When Natalie Portman placed headphones onto Zach Braff's head in Garden State and whispered "this song will change your life" she didn't know how prophetic her words were. The song, of course, was The Shins' "New Slang" from their 2001 debut Oh, Inverted World. Though the thought of a particularly simple song from a great, yet revivalist, album restructuring someone's life was laughable, it proved true for The Shins themselves. Overnight they went from being a small, respected pop band to having their names etched into the margins of junior high history class notes.

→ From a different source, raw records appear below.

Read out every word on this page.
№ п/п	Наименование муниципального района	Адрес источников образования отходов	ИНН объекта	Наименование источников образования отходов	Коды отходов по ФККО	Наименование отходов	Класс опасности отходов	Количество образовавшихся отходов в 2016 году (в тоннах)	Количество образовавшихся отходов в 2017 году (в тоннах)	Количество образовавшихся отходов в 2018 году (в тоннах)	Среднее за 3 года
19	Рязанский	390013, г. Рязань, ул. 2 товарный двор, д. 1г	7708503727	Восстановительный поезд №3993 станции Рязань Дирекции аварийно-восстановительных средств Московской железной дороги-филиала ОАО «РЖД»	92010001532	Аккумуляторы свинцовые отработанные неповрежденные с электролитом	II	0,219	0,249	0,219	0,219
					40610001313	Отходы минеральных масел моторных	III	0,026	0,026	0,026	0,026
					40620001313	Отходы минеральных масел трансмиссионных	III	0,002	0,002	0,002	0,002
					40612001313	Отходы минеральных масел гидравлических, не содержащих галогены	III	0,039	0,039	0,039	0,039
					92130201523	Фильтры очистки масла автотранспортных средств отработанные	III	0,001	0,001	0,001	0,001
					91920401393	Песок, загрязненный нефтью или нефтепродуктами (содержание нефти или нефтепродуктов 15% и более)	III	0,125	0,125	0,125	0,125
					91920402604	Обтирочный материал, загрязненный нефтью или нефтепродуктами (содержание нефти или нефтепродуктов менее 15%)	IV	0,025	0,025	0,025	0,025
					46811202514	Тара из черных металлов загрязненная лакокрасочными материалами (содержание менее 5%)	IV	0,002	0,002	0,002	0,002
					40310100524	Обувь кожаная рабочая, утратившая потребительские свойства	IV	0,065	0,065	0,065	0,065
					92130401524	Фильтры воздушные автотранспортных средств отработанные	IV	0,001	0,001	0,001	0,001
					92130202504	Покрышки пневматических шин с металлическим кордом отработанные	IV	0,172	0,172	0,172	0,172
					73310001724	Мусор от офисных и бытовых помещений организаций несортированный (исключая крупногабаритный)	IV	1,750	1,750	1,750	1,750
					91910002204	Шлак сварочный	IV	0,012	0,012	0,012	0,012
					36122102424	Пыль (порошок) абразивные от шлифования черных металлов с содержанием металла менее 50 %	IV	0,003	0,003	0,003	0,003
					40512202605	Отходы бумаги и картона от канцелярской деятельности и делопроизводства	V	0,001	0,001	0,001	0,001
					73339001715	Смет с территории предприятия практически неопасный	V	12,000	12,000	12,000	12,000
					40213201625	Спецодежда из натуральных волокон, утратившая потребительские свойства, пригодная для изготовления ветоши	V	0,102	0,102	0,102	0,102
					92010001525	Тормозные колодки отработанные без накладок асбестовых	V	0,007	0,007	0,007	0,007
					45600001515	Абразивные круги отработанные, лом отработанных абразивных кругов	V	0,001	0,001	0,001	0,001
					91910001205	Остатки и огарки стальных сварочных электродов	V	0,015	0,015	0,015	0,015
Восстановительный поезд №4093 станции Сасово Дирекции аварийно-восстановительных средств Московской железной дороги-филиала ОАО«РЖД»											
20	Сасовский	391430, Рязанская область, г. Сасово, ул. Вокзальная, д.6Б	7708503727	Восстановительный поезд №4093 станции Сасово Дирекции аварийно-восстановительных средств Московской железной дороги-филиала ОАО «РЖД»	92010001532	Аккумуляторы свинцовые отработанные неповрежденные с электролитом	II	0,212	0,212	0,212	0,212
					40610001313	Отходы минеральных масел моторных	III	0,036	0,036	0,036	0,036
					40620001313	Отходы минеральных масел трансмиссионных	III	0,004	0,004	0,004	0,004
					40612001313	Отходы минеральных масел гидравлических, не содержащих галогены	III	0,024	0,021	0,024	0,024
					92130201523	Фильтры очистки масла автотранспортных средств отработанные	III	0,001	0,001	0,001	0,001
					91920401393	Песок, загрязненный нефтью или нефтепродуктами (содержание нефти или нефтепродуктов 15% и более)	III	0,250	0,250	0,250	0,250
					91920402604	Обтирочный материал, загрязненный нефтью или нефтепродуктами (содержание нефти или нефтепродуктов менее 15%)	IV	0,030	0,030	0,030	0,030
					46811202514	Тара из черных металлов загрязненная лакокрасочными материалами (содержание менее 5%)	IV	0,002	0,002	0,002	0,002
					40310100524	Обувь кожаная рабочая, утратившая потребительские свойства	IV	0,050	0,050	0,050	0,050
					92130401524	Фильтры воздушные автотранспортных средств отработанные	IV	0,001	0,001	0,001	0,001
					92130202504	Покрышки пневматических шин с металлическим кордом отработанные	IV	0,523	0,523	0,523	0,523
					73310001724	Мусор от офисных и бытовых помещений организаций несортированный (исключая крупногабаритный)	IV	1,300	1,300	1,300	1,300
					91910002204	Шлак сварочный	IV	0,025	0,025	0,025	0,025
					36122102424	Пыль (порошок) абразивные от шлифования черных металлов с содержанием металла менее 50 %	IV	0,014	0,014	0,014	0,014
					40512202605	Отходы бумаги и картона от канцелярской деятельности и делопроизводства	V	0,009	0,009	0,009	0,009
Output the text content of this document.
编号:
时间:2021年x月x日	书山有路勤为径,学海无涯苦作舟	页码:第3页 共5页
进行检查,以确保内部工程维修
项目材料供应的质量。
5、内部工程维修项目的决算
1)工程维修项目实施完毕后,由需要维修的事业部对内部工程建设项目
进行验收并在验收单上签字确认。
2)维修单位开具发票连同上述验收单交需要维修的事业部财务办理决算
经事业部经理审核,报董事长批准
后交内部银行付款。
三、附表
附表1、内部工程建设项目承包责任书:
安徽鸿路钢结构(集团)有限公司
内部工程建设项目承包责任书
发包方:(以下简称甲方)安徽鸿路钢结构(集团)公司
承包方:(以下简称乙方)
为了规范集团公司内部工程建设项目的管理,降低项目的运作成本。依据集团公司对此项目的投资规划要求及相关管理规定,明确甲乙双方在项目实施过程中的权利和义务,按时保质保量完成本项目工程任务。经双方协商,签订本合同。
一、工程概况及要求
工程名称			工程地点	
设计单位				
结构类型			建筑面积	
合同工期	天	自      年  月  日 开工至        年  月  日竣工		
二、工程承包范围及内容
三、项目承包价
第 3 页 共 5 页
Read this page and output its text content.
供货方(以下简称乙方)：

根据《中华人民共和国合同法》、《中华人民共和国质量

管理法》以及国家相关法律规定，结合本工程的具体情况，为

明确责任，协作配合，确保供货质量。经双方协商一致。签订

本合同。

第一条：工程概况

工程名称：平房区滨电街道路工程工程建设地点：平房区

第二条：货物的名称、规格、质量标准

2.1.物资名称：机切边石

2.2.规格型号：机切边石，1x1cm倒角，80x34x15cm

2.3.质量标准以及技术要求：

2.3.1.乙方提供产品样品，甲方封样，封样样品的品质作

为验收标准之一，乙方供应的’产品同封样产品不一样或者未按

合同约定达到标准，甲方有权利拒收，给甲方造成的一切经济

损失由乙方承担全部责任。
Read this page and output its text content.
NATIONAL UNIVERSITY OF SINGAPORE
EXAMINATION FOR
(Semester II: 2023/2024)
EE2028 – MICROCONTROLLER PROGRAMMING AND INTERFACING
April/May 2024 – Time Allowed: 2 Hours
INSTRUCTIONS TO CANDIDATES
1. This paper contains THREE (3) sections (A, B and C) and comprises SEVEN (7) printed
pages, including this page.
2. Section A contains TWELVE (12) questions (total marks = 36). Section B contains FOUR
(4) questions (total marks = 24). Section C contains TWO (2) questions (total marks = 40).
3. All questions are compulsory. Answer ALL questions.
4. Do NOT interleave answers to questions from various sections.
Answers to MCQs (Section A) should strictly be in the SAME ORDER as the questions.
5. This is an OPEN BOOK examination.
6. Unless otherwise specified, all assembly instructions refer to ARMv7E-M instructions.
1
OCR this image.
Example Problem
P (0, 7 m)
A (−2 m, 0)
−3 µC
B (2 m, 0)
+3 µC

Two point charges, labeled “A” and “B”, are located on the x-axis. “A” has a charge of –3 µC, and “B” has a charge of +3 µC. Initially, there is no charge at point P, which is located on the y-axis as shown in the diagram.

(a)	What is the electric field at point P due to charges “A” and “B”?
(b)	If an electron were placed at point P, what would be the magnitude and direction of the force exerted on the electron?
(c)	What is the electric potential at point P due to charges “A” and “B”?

Their first new album since their popularity exploded, Wincing the Night Away is the sound of a band maturing. The results, however, are mixed. Where previous Shins albums mixed slower, introspective songs, like the aforementioned "New Slang," with jubilant ravers, Wincing largely resides in the land of mid-tempo. Though this allows the band to demonstrate their attention to detail, the album comes across as too subdued for its own good. In fact, the unassuming nature of most songs makes it frustratingly easy to have the album reach its end without even realizing it was playing.
Wincing shouldn't be written off entirely, though. The Shins' songwriting has never been so sophisticated, even though many of the songs themselves fail to leave an impression. A few songs like "Australia" and "Turn on Me" use this new complexity to great effect. All of this makes Wincing the Night Away a competent, but ultimately forgettable album unable to live up to its potential.